An accomplished painter and industrial designer, Kotík attended the School of Decorative Arts in Prague from 1935 to 1941, studying with the graphic artist, Jaroslav Benda. In 1947, he was appointed head designer at the Center of Folk Art Production in Prague. From 1947 to 1968, he was a graphic designer and member of the editorial board for Tvar, a magazine about artistic activities in Czechoslovakia during the post-war period. From 1949 to 1967, he worked as an independent glass designer, collaborating with the glassworks in Škrdlovice, Nový Bor, Karlovy Vary, Železný Brod, and Kamenický Šenov.
Kotík‘s highly original work was exhibited at the XIth Triennale in Milan in 1957, and an abstract sculpture of painted and stained glass and steel, titled “Water, Sun, Air”, appeared at Expo ’58 in Brussels. This sculpture demonstrated new possibilities for the artistic use of glass. He exhibited his last work in glass, which was a collaboration with René Roubíèek, at Expo ’67 in Montreal. After the Soviet invasion of 1968, Kotík emigrated to Germany, where he spent the rest of his life.

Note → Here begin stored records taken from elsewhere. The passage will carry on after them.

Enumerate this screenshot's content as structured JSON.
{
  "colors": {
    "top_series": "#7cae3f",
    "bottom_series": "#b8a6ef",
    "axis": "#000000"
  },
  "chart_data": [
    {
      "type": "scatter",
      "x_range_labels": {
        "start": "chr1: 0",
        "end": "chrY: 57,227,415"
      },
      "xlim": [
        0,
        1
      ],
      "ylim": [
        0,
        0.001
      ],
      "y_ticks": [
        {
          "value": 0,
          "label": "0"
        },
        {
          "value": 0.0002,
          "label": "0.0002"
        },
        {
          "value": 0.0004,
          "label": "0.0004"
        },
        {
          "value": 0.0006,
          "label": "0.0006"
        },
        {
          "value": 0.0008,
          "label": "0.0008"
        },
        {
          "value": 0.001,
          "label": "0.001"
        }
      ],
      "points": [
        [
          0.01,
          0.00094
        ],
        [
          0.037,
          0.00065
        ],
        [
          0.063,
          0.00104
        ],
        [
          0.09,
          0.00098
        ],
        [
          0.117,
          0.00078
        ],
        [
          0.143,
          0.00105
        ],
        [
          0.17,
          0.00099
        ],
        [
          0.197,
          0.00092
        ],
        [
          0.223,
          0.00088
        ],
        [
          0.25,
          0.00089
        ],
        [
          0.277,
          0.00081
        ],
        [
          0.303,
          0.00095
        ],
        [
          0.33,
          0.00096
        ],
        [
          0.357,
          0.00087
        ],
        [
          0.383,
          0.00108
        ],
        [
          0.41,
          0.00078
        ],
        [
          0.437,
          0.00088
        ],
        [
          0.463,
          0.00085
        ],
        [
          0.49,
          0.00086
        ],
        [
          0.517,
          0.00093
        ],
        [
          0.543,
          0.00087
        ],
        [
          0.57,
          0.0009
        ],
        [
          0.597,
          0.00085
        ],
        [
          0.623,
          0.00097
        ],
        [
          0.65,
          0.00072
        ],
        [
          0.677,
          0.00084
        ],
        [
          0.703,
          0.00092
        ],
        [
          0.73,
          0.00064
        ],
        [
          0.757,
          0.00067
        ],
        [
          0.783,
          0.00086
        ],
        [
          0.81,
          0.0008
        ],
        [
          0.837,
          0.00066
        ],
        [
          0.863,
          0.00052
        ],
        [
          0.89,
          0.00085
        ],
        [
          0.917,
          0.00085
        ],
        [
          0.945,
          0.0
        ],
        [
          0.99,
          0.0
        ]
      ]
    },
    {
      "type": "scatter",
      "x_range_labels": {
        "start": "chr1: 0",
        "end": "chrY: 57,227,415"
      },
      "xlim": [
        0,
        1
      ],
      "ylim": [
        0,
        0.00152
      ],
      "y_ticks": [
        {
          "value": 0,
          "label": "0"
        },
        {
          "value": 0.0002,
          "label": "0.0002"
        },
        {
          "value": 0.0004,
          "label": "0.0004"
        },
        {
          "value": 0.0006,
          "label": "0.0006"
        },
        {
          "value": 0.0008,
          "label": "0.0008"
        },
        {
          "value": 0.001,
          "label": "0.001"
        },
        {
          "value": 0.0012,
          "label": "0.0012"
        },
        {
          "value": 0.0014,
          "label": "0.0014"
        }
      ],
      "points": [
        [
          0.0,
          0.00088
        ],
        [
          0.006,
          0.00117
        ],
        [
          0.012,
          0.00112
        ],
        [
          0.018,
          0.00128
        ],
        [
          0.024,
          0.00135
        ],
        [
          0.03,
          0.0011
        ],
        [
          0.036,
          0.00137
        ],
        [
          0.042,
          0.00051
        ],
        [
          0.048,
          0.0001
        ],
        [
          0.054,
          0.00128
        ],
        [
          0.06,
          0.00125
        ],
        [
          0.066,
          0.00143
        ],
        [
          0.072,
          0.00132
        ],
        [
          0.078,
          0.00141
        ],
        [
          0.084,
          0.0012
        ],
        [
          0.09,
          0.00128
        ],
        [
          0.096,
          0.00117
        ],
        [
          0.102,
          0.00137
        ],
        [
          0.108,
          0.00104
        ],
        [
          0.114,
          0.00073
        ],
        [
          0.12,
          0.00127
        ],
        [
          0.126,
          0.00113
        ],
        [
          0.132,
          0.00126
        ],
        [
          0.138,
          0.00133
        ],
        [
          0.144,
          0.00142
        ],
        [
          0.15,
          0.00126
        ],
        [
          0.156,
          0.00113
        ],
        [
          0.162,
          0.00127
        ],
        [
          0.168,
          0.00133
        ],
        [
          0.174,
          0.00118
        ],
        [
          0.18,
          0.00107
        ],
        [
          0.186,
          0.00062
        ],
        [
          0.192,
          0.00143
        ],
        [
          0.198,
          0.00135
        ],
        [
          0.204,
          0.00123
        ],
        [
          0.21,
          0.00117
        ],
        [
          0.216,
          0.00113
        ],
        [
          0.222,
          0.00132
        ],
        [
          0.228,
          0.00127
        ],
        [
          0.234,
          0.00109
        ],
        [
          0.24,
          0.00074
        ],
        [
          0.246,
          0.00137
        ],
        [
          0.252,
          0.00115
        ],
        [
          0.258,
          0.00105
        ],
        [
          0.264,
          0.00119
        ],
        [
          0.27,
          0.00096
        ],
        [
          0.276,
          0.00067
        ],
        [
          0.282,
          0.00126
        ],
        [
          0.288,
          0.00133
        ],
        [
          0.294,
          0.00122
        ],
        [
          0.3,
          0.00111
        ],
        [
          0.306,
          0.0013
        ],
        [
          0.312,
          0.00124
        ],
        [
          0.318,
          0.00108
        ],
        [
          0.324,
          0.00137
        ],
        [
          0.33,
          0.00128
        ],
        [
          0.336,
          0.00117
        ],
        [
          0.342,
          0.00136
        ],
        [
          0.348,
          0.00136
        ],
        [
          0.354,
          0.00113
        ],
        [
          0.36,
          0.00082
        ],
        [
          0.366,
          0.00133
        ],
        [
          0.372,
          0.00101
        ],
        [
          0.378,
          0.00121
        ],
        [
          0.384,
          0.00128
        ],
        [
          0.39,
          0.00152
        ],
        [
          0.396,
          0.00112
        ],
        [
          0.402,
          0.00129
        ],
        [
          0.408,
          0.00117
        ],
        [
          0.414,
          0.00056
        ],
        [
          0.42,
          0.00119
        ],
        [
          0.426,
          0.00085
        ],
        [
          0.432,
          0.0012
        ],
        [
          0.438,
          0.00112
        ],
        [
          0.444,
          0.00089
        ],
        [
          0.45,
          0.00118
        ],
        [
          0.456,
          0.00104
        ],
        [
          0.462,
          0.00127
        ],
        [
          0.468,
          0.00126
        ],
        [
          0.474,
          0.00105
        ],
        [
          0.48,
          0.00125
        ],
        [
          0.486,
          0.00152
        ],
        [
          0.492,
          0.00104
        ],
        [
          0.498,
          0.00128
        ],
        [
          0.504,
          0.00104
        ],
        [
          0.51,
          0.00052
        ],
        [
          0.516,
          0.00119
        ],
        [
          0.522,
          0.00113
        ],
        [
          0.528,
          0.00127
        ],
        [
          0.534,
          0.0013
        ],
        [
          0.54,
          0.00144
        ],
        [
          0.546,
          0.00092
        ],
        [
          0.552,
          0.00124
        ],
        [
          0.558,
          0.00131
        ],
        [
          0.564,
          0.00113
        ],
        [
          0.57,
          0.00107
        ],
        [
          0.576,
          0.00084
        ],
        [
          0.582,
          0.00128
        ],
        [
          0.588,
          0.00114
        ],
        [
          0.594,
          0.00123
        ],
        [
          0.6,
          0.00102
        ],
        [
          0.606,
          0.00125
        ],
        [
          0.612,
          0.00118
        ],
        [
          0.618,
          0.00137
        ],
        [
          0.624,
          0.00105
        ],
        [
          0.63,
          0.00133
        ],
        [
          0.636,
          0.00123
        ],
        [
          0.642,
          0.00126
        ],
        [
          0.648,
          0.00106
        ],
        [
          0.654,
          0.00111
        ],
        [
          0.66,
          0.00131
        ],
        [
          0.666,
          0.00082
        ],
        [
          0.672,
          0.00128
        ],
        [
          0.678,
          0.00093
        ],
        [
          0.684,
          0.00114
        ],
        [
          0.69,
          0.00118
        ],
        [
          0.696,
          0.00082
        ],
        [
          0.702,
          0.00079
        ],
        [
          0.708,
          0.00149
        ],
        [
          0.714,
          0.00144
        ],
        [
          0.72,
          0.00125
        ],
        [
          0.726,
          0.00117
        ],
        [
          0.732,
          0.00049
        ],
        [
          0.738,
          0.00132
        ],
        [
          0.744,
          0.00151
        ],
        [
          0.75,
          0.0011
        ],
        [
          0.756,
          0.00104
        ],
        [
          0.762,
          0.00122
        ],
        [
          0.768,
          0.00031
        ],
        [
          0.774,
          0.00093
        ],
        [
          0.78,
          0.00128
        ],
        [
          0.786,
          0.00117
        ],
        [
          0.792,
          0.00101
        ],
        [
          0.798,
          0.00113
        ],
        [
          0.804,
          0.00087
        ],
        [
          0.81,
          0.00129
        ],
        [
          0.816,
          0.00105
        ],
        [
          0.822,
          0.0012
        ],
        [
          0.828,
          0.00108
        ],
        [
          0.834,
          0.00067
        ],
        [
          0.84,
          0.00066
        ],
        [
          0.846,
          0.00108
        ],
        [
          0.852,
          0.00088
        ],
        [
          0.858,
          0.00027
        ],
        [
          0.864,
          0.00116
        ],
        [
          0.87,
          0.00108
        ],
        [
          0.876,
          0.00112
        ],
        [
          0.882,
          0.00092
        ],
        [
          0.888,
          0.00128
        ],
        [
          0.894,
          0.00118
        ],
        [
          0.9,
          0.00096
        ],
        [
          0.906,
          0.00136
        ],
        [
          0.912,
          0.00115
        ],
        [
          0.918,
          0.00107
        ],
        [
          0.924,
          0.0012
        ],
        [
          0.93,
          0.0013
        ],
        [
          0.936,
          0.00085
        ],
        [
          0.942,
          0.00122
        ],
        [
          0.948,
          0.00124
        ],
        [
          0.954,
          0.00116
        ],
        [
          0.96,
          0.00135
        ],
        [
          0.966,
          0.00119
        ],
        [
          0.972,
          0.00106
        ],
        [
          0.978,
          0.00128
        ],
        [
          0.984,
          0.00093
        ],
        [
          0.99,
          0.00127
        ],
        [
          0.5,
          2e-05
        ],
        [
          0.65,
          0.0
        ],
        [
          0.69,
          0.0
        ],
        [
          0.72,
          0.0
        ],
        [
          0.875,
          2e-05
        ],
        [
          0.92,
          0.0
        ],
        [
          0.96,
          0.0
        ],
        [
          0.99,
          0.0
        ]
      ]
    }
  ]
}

Vladimír Kopecký trained at the Specialized School of Glassmaking in Kamenický Šenov in 1946 and then moved to Nový Bor, completing his studies there in 1949. He joined Josef Kaplický’s studio at the Academy of Applied Arts in Prague and graduated in 1956. Kopecký transferred his knowledge of and skill in painting and graphic arts to his work in glass. Under Kaplický’s tutelage, which encouraged freedom of artistic expression, Kopecký executed a series of enameled vases, like the one you see here. These vases were described by Kaplický as representing "new thinking in glass." Kopecký received a gold medal for his work at Expo ’58 in Brussels. Early in his professional career, Kopecký began to consult regularly with architects, designing panels and wall mosaics. He continued to apply his preferred techniques of etching and painting to sheet glass in architecture. His large, brightly colored, stained glass window, on display at Expo ’67 in Montreal, demonstrated his original and independent viewpoint.